Using views causes significant slowdown in simple PDE

I have stumbled upon a frustrating performance issue with either DifferentialEquations.jl or the Julia compiler (or maybe my code?). The motivating use-case is the application of the 1-dimensional heat equation (and possibly additional dynamics) to a heterogeneous surface that must be broken up into (somewhat) homogeneous pieces for discretization. Thus, we have a large vector representing the energy state of the entire surface, but we need to call different forms of the heat equation for different chunks. For the purposes of this example, we’ll just call the same function for each chunk.

The problem is that, when using views at both levels (i.e. the chunks as well as for computing second-order finite difference), there is a >800x performance hit, apparently from allocations. This is not reproducible when benchmarking the functions standalone. The ODE solve is fast when using slices for the chunks at the top level, even though this should, in theory, involve more allocation.

I’ve talked to Chris R. on Slack and he thinks it might be some weird compiler issue. So if anyone here is more experienced with the nuances of Julia’s compiler, I would really appreciate your help!

I have prepared a simple MWE to demonstrate the problem. See below.

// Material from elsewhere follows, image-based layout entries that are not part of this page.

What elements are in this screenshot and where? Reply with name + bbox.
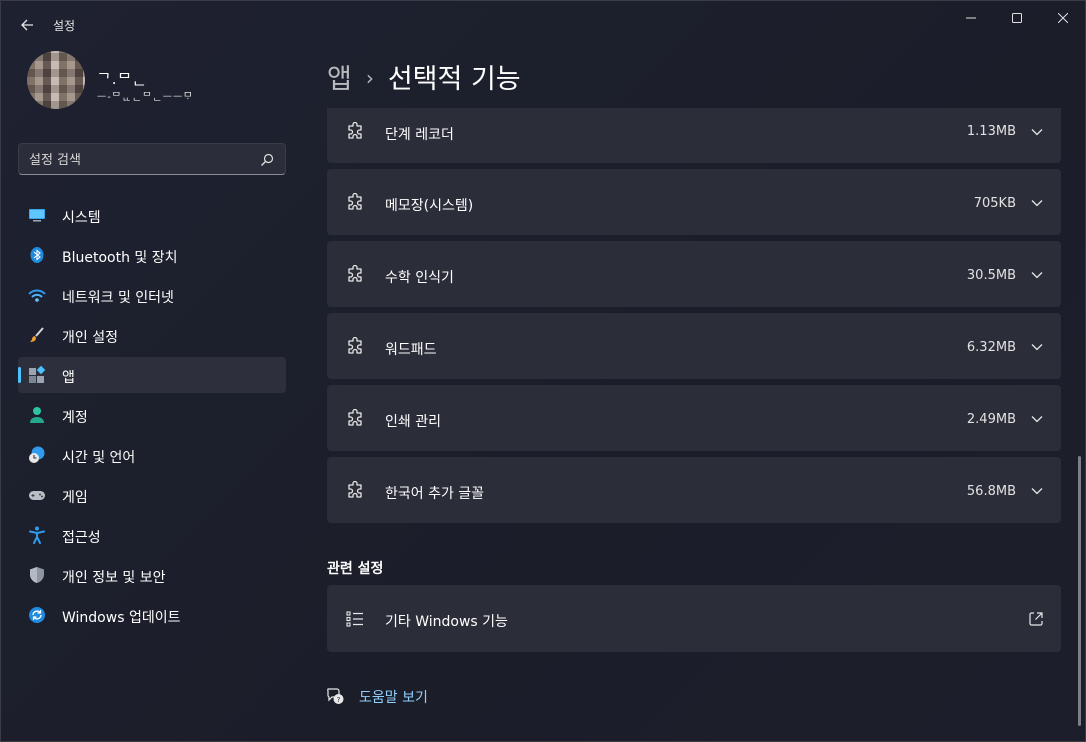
optional-features-list: 단계 레코더 1.13MB 메모장(시스템) 705KB 수학 인식기 30.5… [327,108,1061,529]
close-button[interactable] [1040,1,1086,35]
sidebar-item-label: 계정 [62,410,88,426]
sidebar-item-label: Windows 업데이트 [62,610,181,626]
sidebar-item-windows-update[interactable]: Windows 업데이트 [18,597,286,633]
external-link-icon [1029,612,1043,626]
chevron-down-icon[interactable] [1030,412,1044,426]
feature-card[interactable]: 수학 인식기 30.5MB [327,241,1061,307]
page-title: 선택적 기능 [387,64,521,95]
chevron-down-icon[interactable] [1030,484,1044,498]
feature-size: 30.5MB [966,268,1016,283]
sidebar-item-privacy[interactable]: 개인 정보 및 보안 [18,557,286,593]
sidebar-item-bluetooth[interactable]: Bluetooth 및 장치 [18,237,286,273]
user-email: ᅳ-ᄆᆫᆫᆫᄆᆫᅳᅳᄆᆞ [97,92,194,103]
user-name: ᄀ.ᄆᆫ [97,70,148,88]
svg-text:?: ? [337,696,341,704]
title-bar: 설정 [1,1,1086,49]
sidebar-item-accessibility[interactable]: 접근성 [18,517,286,553]
list-icon [346,611,363,627]
accessibility-icon [29,526,45,544]
minimize-button[interactable] [948,1,994,35]
help-label: 도움말 보기 [359,690,428,706]
sidebar-item-system[interactable]: 시스템 [18,197,286,233]
search-icon[interactable] [259,152,275,168]
back-arrow-icon [21,19,33,31]
shield-icon [30,567,44,583]
sidebar-item-label: 개인 정보 및 보안 [62,570,166,586]
feature-size: 705KB [973,196,1016,211]
feature-name: 단계 레코더 [385,127,454,143]
search-input[interactable] [29,150,249,170]
feature-name: 한국어 추가 글꼴 [385,486,485,502]
feature-card[interactable]: 한국어 추가 글꼴 56.8MB [327,457,1061,523]
gamepad-icon [29,491,45,500]
sidebar-item-label: 개인 설정 [62,330,118,346]
sidebar-item-time-language[interactable]: 시간 및 언어 [18,437,286,473]
system-icon [29,209,45,222]
wifi-icon [28,289,46,302]
sidebar-item-network[interactable]: 네트워크 및 인터넷 [18,277,286,313]
chevron-down-icon[interactable] [1030,268,1044,282]
maximize-icon [1012,13,1022,23]
puzzle-icon [348,409,362,426]
feature-name: 메모장(시스템) [385,198,474,214]
puzzle-icon [348,337,362,354]
sidebar-item-label: Bluetooth 및 장치 [62,250,178,266]
feature-size: 1.13MB [966,124,1016,139]
chevron-down-icon[interactable] [1030,340,1044,354]
help-icon: ? [327,688,344,704]
settings-window: 설정 ᄀ.ᄆᆫ ᅳ-ᄆᆫᆫᆫᄆᆫᅳᅳᄆᆞ 시스템 [0,0,1086,742]
apps-icon [29,366,46,383]
breadcrumb-parent-link[interactable]: 앱 [327,64,352,95]
avatar[interactable] [27,51,85,109]
feature-size: 2.49MB [966,412,1016,427]
feature-card[interactable]: 워드패드 6.32MB [327,313,1061,379]
feature-name: 워드패드 [385,342,437,358]
sidebar-item-label: 게임 [62,490,88,506]
puzzle-icon [348,265,362,282]
puzzle-icon [348,122,362,139]
more-windows-features-link[interactable]: 기타 Windows 기능 [327,585,1061,652]
clock-globe-icon [29,446,45,463]
feature-size: 56.8MB [966,484,1016,499]
sidebar-item-accounts[interactable]: 계정 [18,397,286,433]
sidebar-item-label: 접근성 [62,530,101,546]
sidebar-item-label: 앱 [62,370,75,386]
person-icon [30,407,44,423]
close-icon [1058,13,1068,23]
update-icon [29,607,45,623]
feature-name: 수학 인식기 [385,270,454,286]
minimize-icon [966,17,976,19]
sidebar-item-label: 시스템 [62,210,101,226]
chevron-down-icon[interactable] [1030,196,1044,210]
back-button[interactable] [13,11,41,39]
feature-size: 6.32MB [966,340,1016,355]
breadcrumb-separator: › [365,66,374,90]
sidebar-item-apps[interactable]: 앱 [18,357,286,393]
bluetooth-icon [30,247,44,263]
related-settings-heading: 관련 설정 [327,561,384,577]
sidebar-nav: 시스템 Bluetooth 및 장치 네트워크 및 인터넷 개인 설정 앱 계정… [18,197,286,637]
feature-card[interactable]: 단계 레코더 1.13MB [327,108,1061,163]
scrollbar[interactable] [1078,456,1081,726]
feature-card[interactable]: 메모장(시스템) 705KB [327,169,1061,235]
feature-card[interactable]: 인쇄 관리 2.49MB [327,385,1061,451]
brush-icon [30,327,44,342]
related-item-label: 기타 Windows 기능 [385,614,508,630]
feature-name: 인쇄 관리 [385,414,441,430]
chevron-down-icon[interactable] [1030,125,1044,139]
breadcrumb: 앱 › 선택적 기능 [327,57,521,96]
sidebar-item-label: 네트워크 및 인터넷 [62,290,174,306]
app-title: 설정 [53,19,76,33]
sidebar-item-label: 시간 및 언어 [62,450,136,466]
maximize-button[interactable] [994,1,1040,35]
sidebar-item-personalization[interactable]: 개인 설정 [18,317,286,353]
sidebar-item-gaming[interactable]: 게임 [18,477,286,513]
puzzle-icon [348,481,362,498]
settings-search [18,143,286,175]
puzzle-icon [348,193,362,210]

This might be clearer than me blabbering anyway!

using DifferentialEquations, OrdinaryDiffEq, DiffEqOperators
using ComponentArrays
using BenchmarkTools

const nknots = 100
const h = 1.0/(nknots+1)
const t0,t1 = (0.0,1.0)
u0 = randn(300)
u0 = ComponentArray(a=u0[1:100],b=u0[101:200],c=u0[201:300])

@inline function heat_conduction(du,u,p,t)
  du .= zero(eltype(u))
  u₃ = @view u[3:end]
  u₂ = @view u[2:end-1]
  u₁ = @view u[1:end-2]
  @. du[2:end-1] = ((u₃ - 2*u₂ + u₁)/h^2.0)
  nothing
end

function func_linidx_with_slices(du,u,p,t)
    du1, u1 = du[1:100], u[1:100]
    du2, u2 = du[101:200], u[101:200]
    du3, u3 = du[201:300], u[201:300]
    heat_conduction(du1,u1,p,t)
    heat_conduction(du2,u2,p,t)
    heat_conduction(du3,u3,p,t)
end

function func_linidx_with_views(du,u,p,t)
    du1, u1 = (@view du[1:100]),@view u[1:100]
    du2, u2 = (@view du[101:200]),@view u[101:200]
    du3, u3 = (@view du[201:300]),@view u[201:300]
    heat_conduction(du1,u1,p,t)
    heat_conduction(du2,u2,p,t)
    heat_conduction(du3,u3,p,t)
end

prob = ODEProblem(func_linidx_with_slices, u0, (t0, t1))
sol = @btime solve(prob, Tsit5(), saveat=0.2)
# 70.031 μs (271 allocations: 234.27 KiB)
prob = ODEProblem(func_linidx_with_views, u0, (t0, t1))
sol = @btime solve(prob, Tsit5(), saveat=0.2)
# 83.342 ms (11714 allocations: 242.91 KiB)
du0 = similar(u0)
du0 .= 0.0
@benchmark func_linidx_with_slices($du0,$u0,nothing,0.0)
# BenchmarkTools.Trial:
# memory estimate:  5.25 KiB
# allocs estimate:  6
# --------------
# minimum time:     900.111 ns (0.00% GC)
# median time:      1.019 μs (0.00% GC)
# mean time:        1.357 μs (15.32% GC)
# maximum time:     72.786 μs (95.15% GC)
# --------------
# samples:          10000
# evals/sample:     36
@benchmark func_linidx_with_views($du0,$u0,nothing,0.0)
# BenchmarkTools.Trial: 
#   memory estimate:  0 bytes
#   allocs estimate:  0
#   --------------
#   minimum time:     374.263 ns (0.00% GC)
#   median time:      375.234 ns (0.00% GC)
#   mean time:        393.908 ns (0.00% GC)
#   maximum time:     1.268 μs (0.00% GC)
#   --------------
#   samples:          10000
#   evals/sample:     205

The main thing to note here is the apparent difference between benchmarking the ODE solve vs the standalone functions. In the latter case, the function using views is more efficient, as expected.

Your func_linidx_with_slices does not modify du itself, does it? It modifies only the slices, which are copies of some parts. Hence, the ODE algorithm just sees zero change and can step fast without needing to do real work.
Caveat: I’m on my phone and can’t check that right now. This is just a guess based on the code.

5 Likes

Wow, I’m dumb. You’re totally right, that’s gotta be it. Thanks!